The issue can be downloaded here. The editors write that Chinese agents have been handing out traps, poison, and skinning tools in Lahu and Akha villages in Shan State while contracting trappers to look for various wild animals. “These days in every village either the headman of an agent of a Chinese boss keeps a certain amount of cash” to buy animals and forest products, as well as gemstones from villagers (p. 4). This is reminiscent of the networks of Chinese tax farms in remote villages in the colonial era, when they served as both collectors of primary products, providers of consumer goods and of cash loans (as well as collectors of taxes and suppliers of opium). Souchou Yao writes about this in his ethnography of Chinese shopkeepers in North Borneo, but the situation was similar in the Russian Far East at the turn of the 20th century. Incidentally, today, similar accusations of poaching of endangered species, ginseng, trepang etc. are again being made against Chinese in the Russian Far East.

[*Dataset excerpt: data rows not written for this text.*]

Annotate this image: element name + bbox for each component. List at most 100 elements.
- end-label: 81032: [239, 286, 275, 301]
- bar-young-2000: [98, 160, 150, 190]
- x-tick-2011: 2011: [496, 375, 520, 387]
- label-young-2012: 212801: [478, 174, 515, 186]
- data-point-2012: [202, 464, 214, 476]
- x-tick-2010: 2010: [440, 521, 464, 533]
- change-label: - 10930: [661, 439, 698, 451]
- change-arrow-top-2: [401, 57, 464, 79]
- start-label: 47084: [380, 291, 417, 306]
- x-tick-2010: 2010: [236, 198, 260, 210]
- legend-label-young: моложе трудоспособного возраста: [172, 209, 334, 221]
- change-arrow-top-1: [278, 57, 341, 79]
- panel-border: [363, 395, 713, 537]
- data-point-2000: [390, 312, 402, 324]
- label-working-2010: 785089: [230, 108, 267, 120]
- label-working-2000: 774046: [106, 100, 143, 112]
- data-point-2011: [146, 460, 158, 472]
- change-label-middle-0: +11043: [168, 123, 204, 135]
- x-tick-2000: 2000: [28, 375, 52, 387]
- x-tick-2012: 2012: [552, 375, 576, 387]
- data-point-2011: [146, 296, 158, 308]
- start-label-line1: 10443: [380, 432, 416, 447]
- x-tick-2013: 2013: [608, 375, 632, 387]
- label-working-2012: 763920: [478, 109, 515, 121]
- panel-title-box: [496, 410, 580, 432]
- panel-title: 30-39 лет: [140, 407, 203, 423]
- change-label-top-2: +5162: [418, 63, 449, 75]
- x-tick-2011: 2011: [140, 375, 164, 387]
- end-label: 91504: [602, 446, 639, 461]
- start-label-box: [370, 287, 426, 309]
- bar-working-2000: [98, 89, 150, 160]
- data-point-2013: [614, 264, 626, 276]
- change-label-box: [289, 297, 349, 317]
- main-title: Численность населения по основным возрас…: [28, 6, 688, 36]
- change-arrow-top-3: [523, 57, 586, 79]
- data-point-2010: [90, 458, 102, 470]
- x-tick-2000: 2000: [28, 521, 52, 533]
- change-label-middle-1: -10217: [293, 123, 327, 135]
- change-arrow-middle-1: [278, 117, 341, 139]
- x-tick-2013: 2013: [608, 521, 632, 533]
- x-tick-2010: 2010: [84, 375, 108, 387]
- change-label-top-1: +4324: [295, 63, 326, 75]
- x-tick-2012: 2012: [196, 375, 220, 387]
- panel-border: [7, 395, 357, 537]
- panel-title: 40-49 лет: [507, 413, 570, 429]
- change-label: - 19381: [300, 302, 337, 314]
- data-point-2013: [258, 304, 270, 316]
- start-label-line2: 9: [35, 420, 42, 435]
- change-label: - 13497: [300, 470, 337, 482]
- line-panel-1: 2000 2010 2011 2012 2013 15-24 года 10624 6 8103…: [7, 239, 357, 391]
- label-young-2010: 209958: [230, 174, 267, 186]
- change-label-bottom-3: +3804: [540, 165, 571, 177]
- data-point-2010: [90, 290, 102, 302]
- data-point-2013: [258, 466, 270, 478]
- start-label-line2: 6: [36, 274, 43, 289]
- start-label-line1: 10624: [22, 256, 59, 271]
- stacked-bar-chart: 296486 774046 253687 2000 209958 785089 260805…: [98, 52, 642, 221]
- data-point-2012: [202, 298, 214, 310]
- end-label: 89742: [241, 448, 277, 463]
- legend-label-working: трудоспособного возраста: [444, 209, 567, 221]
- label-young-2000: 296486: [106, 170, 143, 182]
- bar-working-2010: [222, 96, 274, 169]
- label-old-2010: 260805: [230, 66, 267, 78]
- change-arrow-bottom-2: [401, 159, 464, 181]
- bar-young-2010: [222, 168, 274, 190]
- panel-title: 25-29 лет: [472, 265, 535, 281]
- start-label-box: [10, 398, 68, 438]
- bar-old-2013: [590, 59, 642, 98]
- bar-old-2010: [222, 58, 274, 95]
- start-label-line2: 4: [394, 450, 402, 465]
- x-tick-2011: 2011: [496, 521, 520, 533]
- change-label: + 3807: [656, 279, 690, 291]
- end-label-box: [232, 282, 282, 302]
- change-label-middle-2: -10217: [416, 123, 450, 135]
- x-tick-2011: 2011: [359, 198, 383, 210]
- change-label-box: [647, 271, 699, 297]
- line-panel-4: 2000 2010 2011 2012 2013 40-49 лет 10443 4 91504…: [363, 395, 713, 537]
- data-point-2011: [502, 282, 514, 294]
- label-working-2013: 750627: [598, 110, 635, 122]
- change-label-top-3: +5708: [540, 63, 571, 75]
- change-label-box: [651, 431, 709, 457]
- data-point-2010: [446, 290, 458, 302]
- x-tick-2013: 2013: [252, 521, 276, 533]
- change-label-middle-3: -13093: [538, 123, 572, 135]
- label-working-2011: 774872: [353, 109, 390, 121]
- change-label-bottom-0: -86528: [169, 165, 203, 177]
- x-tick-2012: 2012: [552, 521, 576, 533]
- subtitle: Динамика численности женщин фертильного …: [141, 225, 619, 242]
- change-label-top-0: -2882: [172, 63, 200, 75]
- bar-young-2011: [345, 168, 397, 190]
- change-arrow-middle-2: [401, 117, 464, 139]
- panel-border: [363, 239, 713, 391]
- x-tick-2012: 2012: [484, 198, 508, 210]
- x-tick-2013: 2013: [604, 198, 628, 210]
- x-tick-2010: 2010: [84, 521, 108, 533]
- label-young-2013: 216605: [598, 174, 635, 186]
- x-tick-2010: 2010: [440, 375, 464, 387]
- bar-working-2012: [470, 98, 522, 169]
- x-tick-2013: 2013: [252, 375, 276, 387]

According to a report by the Yunnan Hongyu Group to the Yunnan Province Narcotics Control Commission, the group plans to plant 100,000 ha of rubber in Shan State (notably in the ethnic Chinese-run Special Region No. 2) in 2004-2014 under the Chinese government’s opium eradication provisions (p. 9). Much as in Laos, these large plantations coexist with smaller ones owned by various army and militia commanders, as well as with villagers planting rubber trees under contract to Chinese entrepreneurs, who provide seedlings and some cash (3 Thai baht per tree planted). As in Laos, Akha villagers in particular see rubber as a lucrative crops because they associate it with the higher incomes of Akha in China.
What is different from Laos is that both the Burmese army and the various former rebel armies have used a mixture of paid and corvee labour to clear the forest for their own as well as Hongyu’s plantations, according to the report. Also, because of the lack of a civilian administration, land confiscation is far more arbitrary. The United Wa State Army, which controls the essentially ethnic Chinese-run Special Region No. 4 in Mong La, has promoted rubber as an opium substitution crop and has benefited from Chinese policies supporting this. The commander of the region, Lin Ming Xian (like his colleague in the No. 2 region, a former drug lord), ordered his officials to grow rubber but was later disappointed with the production. Some Wa commanders have forbidden villagers to cut forest for rice fields but allow it for rubber plantations. The report points to the dangers of rubber monoculture for food security, especially in the short term, before the rubber trees mature.
Finally, the report mentions the opening of new mines, usually as cooperative ventures between local armies, Chinese, Thai and/or Japanese investors, and individuals linked to the ruling elites (such as family members of the Burmese junta and of the former Shan drug lord, Khun Sa). Some of these mines employ some Chinese workers. There are also freelance Chinese miners, poor farmers who cross the border to prospect for ore on their own.
One effect of Chinese involvement, then, appears to be the strengthening of local military elites who can now command more resources, and the relative further marginalisation of powerless highland groups, a situation similar to Laos and Cambodia. Yet, clearly, individual Akha and Lahu do benefit, or hope to benefit in the future. China has become a more attractive market not just for endangered wildlife but also for other things, such as water buffaloes, which fetch higher prices there.
The Lahu National Development Organisations seems to have a partnership with the Burma Rivers Network. I don’t know what kind of organisation it is, but it writes in the language and with the imagery of professional Western environmental activists. On the other hand, there are Wa and Shan groups that write in Chinese, in a language very close to that of the Chinese state. I suppose that in Burma’s border areas, there are all sorts of client groups/client polities, or simply groups that espouse varying development agendas. Perhaps it is lowland groups, which stand to benefit more from the export of Chinese development, that embrace Chinese models, while highland groups remain under the protection of Western NGO patrons. If so, this would create interesting political tensions over time (not unlike those that played out in Laos and Vietnam during the Vietnam War).